Do M27 use heavy barrel? Its heavier than M4/M16 barrel but according to some sources , it uses standard barrel profile, not heavy barrel and its barrel and the HK416 D16.5RS barrel have the same barrel profile. Is M27 barrel heavier than 16,5" HK416 barrel? - Avatar896 20:06, 12 February 2013 (UTC)
- According to your source, it has the same barrel as the HK416, which is not a heavy barrel. Maybe it has to do with the HK416 barrel being heavier than M4/M16 barrels, while not being technically a "heavy" barrel. America789 (talk) 22:45, 1 March 2013 (UTC)
- From my reading, the barrel is the same as the 416D, which is somewhat heavier I believe... --126.96.36.199 (talk) 22:03, 26 April 2014 (UTC)
Displacement Speed ?
I believe displacement speed is how fast the soldier can get up and move from his spot. Physics tells us that a ~10 lb. rifle will enable better displacement speed than a ~22 lb. machine gun. Insert "oh, really, Einstein" comment below. Grizzly chipmunk (talk) 22:44, 31 March 2015 (UTC)
Does anyone else feel that there is a bias towards the M27 over the M249 in the article? Whenever it mentions suppressive fire the article always says how the M27 has better accuracy, ignoring the fact that while undoubtedly more accurate in inch grouping, the M249 should be able to miss just as closely?
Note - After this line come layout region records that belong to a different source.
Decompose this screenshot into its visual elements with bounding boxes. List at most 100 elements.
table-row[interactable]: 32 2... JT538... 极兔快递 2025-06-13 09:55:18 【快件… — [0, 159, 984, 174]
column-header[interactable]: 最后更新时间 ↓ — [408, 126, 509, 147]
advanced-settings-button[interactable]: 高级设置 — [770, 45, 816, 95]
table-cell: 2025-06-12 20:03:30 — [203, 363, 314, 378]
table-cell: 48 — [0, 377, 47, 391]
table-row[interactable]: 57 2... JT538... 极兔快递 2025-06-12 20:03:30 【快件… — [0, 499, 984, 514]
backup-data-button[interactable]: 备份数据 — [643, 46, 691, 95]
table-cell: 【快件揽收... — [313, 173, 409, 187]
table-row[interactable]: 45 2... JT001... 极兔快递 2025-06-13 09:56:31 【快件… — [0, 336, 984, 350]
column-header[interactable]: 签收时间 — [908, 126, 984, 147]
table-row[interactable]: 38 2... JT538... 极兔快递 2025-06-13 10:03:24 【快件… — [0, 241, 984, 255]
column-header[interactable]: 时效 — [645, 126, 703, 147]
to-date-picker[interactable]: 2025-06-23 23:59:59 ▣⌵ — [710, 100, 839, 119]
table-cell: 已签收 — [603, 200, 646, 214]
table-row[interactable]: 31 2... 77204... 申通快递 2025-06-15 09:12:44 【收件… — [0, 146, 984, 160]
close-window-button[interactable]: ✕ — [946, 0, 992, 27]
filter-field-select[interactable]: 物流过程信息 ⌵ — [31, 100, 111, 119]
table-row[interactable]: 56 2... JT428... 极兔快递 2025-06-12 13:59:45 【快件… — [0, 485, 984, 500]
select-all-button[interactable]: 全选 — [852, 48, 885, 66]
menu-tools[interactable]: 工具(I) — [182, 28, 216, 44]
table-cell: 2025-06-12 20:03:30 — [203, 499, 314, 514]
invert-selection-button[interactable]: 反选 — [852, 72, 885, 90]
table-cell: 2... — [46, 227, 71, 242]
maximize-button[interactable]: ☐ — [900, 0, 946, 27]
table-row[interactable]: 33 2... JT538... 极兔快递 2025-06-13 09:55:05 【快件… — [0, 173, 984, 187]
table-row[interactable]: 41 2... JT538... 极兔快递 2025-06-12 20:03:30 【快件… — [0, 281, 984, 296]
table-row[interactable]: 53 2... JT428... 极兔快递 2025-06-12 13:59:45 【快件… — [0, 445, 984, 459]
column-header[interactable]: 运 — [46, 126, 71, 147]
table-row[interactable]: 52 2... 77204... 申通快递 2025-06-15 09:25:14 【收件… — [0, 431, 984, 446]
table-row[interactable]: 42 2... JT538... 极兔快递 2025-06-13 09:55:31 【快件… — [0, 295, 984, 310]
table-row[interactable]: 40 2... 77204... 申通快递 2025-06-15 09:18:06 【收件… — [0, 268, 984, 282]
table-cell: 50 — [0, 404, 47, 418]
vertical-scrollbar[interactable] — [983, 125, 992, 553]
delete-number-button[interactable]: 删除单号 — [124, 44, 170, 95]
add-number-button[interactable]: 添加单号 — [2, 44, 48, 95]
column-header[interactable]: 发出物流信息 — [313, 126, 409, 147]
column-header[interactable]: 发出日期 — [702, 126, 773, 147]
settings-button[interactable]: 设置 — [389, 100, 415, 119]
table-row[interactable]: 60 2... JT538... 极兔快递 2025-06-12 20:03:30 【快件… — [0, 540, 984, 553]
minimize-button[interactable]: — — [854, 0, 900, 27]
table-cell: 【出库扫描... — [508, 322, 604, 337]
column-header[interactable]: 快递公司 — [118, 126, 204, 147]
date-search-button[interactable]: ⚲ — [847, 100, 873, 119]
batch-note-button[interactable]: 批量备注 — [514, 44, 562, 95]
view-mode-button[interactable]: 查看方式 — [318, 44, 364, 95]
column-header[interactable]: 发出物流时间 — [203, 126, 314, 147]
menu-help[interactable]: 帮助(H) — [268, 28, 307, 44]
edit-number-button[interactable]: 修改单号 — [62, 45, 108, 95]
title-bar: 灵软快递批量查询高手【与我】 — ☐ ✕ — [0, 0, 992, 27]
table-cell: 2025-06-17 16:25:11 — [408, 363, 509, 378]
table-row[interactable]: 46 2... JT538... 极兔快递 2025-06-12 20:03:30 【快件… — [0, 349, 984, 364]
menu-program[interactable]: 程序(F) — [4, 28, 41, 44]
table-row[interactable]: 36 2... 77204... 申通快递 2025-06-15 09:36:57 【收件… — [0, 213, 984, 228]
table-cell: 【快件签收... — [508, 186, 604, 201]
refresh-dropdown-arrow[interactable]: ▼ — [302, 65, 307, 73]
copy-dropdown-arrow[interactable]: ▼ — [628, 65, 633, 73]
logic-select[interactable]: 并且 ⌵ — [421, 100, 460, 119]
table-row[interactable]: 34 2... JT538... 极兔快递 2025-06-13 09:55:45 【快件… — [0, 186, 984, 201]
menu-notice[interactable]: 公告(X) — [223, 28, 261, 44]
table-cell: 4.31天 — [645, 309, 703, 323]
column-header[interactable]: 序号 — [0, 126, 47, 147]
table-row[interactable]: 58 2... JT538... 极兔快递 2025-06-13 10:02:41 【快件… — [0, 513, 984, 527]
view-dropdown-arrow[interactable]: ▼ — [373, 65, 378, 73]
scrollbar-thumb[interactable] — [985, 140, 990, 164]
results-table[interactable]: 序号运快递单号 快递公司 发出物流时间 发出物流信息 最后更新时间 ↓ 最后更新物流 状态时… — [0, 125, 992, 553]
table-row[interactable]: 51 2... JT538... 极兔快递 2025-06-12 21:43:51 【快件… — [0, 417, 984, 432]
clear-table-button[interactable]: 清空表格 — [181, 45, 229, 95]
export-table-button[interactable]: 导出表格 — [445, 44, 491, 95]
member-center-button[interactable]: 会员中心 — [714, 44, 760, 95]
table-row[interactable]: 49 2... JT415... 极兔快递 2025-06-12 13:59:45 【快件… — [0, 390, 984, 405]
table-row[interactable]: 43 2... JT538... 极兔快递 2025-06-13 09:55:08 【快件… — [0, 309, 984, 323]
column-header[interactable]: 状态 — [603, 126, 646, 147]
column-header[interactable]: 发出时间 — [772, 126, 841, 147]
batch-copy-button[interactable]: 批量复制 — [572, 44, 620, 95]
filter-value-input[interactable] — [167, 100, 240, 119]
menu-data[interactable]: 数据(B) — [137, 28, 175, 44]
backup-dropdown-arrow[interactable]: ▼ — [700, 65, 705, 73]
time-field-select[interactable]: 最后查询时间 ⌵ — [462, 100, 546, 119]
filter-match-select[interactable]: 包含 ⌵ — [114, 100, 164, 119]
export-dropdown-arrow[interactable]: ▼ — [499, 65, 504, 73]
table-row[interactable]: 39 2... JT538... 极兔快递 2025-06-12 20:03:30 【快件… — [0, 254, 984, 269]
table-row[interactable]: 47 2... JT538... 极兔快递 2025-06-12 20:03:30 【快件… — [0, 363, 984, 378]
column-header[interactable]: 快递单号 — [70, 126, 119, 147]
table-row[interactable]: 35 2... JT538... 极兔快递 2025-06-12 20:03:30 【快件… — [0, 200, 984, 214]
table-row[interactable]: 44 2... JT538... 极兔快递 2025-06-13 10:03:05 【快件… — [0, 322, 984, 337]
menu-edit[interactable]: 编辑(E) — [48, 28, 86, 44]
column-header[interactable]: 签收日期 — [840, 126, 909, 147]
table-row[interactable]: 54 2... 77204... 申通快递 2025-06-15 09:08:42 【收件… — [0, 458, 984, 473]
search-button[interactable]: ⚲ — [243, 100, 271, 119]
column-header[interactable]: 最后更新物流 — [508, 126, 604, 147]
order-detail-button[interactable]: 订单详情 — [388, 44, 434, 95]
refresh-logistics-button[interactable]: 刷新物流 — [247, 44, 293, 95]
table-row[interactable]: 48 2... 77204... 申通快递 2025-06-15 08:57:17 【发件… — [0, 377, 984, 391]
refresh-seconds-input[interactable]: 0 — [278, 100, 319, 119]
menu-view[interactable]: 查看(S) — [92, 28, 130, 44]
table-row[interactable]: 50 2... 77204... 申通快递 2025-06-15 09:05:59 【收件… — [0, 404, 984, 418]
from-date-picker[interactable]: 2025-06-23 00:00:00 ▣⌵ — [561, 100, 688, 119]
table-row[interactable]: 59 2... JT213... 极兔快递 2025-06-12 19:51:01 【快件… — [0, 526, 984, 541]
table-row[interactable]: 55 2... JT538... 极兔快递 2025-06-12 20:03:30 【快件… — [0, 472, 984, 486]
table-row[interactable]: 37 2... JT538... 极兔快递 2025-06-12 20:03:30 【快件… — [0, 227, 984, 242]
Assuming of course that an M249 can hit any standard paper target at ~100 yards/meters.
Not to mention that accurate suppressive fire is in the "close enough to count" category rather than Blaser 93 Tactical.25 MOA accuracy. Meaning the machine gun gets within a couple of feet and the sniper rifle gets within 1/4 inch.
I just mean to call into question the validity of promoting the M27's accuracy, since it is supposedly used for suppressive fire. Once again, while probably accurate, I am sure that an M249 is just as capable of putting rounds within 2 feet of a guy.
Food for thought: Does the M27 represent a shift in military theory/tactics from firepower to precision, or does firepower still have a place? It seems the M27 supporters say "accuracy over firepower" and the M249 supporters say "firepower over precision".